ISSUE ORIGINATED FROM AWS SITE KNOWN FOR PREVIOUS OUTAGES

AWS provides computing power, data storage and other digital services to companies, governments and individuals and is the world’s largest cloud provider, followed by Microsoft’s Azure and Alphabet’s Google Cloud.

The outage again highlights the dependency we have on relatively fragile infrastructures

—  Jake Moore, global cybersecurity advisor at ESET

Disruptions to its servers can cause outages across websites and platforms, ranging from food delivery apps to gaming platforms and airline systems, that rely on its cloud infrastructure.

AWS said on its status page Monday’s outage originated at its US-East-1 location, its oldest and largest for web services. The site suffered outages in 2020 and 2021. According to documentation on the AWS website, the US-East-1 site is often the default region for many AWS services.

‘FRAGILE INFRASTRUCTURES’

The problem highlights how interconnected digital services have become and their reliance on a small number of global cloud providers, with one glitch wreaking havoc on business and day-to-day life, experts and academics said.

“The outage again highlights the dependency we have on relatively fragile infrastructures,” said Jake Moore, global cybersecurity advisor at European cybersecurity firm ESET.

In Britain, Lloyd Bank of Scotland and telecom service providers Vodafone and BT were hit, according to Downdetector’s UK website, as was UK tax, payments and customs authority HMRC’s website.

“The main reason for the issue is all the big companies have relied on only one service,” said Nishanth Sastry, director of research at the University of Surrey’s department of computer science.

Ookla, which owns Downdetector, said more than 4-million users reported issues due to the incident.

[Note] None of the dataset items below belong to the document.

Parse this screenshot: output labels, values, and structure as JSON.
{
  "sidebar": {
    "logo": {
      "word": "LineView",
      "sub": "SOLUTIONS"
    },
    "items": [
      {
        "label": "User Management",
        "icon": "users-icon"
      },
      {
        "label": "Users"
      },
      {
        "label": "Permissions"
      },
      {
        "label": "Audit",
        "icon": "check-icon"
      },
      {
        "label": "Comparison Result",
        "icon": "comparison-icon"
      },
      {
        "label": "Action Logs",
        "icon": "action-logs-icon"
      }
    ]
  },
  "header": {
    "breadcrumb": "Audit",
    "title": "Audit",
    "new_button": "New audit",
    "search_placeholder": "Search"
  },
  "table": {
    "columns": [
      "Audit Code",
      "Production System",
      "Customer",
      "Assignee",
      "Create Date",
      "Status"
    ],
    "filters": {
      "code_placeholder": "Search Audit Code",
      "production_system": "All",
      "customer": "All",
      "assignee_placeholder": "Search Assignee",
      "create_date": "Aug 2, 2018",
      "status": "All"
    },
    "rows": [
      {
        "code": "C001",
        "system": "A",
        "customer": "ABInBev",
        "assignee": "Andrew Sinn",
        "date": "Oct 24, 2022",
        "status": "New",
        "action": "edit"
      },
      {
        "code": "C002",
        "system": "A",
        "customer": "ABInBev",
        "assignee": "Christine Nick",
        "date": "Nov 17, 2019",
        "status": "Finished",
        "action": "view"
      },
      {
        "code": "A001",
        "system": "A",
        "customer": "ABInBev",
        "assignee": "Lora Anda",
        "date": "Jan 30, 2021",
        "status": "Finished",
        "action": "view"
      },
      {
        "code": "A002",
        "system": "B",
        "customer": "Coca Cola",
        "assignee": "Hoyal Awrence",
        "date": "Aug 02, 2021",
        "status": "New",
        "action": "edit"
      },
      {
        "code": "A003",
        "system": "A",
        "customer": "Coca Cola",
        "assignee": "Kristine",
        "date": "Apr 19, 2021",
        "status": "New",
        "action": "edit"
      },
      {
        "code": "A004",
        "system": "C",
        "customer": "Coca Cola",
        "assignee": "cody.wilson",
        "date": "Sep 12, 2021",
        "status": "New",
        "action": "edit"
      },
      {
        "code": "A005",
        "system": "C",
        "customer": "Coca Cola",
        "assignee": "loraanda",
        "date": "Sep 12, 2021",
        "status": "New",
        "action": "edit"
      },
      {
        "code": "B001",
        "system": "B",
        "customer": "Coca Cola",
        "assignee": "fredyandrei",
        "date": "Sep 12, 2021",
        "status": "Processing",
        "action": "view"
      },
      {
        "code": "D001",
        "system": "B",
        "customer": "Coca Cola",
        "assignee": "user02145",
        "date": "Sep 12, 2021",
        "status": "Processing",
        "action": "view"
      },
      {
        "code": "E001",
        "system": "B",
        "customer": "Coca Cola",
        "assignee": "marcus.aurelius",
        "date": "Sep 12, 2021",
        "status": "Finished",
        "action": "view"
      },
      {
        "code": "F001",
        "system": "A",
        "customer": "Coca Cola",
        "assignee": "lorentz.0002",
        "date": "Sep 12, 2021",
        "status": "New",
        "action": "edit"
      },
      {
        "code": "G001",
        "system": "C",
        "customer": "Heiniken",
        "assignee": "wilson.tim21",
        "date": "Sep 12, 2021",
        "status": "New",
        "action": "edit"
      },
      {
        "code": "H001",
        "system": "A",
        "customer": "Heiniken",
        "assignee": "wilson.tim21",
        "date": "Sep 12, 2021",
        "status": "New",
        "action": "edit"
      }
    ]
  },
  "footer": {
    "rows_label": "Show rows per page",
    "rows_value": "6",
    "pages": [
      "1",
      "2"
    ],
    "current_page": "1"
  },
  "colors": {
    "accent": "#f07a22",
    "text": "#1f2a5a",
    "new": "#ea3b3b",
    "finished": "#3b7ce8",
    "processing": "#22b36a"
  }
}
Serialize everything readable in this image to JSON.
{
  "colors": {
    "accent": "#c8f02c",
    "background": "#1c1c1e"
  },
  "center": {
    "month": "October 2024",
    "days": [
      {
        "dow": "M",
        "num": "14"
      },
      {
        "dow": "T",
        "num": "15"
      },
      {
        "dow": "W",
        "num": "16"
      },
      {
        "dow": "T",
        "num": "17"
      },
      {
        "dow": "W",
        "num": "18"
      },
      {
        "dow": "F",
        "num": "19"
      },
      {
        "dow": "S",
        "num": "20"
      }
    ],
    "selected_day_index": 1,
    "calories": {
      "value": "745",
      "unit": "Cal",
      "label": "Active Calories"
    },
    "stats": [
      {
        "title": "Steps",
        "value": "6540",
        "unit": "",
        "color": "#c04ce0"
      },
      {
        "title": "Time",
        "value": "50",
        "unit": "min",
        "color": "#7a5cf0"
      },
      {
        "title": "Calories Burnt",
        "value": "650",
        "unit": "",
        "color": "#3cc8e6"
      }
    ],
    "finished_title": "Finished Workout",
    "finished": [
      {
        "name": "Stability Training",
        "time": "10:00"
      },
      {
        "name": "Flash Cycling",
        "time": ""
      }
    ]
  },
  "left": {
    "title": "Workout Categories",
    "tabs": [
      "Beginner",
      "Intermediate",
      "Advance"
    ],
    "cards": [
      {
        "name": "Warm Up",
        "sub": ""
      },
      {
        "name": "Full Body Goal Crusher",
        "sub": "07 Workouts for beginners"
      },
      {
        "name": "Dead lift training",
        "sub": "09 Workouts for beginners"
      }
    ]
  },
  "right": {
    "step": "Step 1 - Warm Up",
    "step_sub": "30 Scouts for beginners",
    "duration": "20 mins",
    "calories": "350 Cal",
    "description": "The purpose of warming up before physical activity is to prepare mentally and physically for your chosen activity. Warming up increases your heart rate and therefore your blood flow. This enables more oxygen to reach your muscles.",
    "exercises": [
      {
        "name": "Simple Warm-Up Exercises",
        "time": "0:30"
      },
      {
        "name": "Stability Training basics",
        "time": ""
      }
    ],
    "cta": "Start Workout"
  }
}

“For major businesses, hours of cloud downtime translate to millions in lost productivity and revenue,” said Ryan Griffin, US cyberpractice leader at insurance broker McGill and Partners.

Wall Street was largely unfazed, sending Amazon shares 1.6% higher to $216.48 (R3,739.32).

Ookla said at least 1,000 companies were affected by the outage. These included:

  • apps Reddit, Roblox, Snapchat and Duolingo;
  • artificial intelligence startup Perplexity;
  • cryptocurrency exchange Coinbase;
  • trading app Robinhood;
  • Amazon’s own services, including its shopping website, Prime Video and Alexa;
  • gaming platforms Fortnite, owned by Epic Games, Clash Royale and Clash of Clans; and
  • Uber rival Lyft in the US.

In a post on X, Signal president Meredith Whittaker confirmed the messaging app was hit by the outage, though billionaire Elon Musk, who owns X, said his platform continued to work.

Amazon remains the global cloud leader in terms of revenue.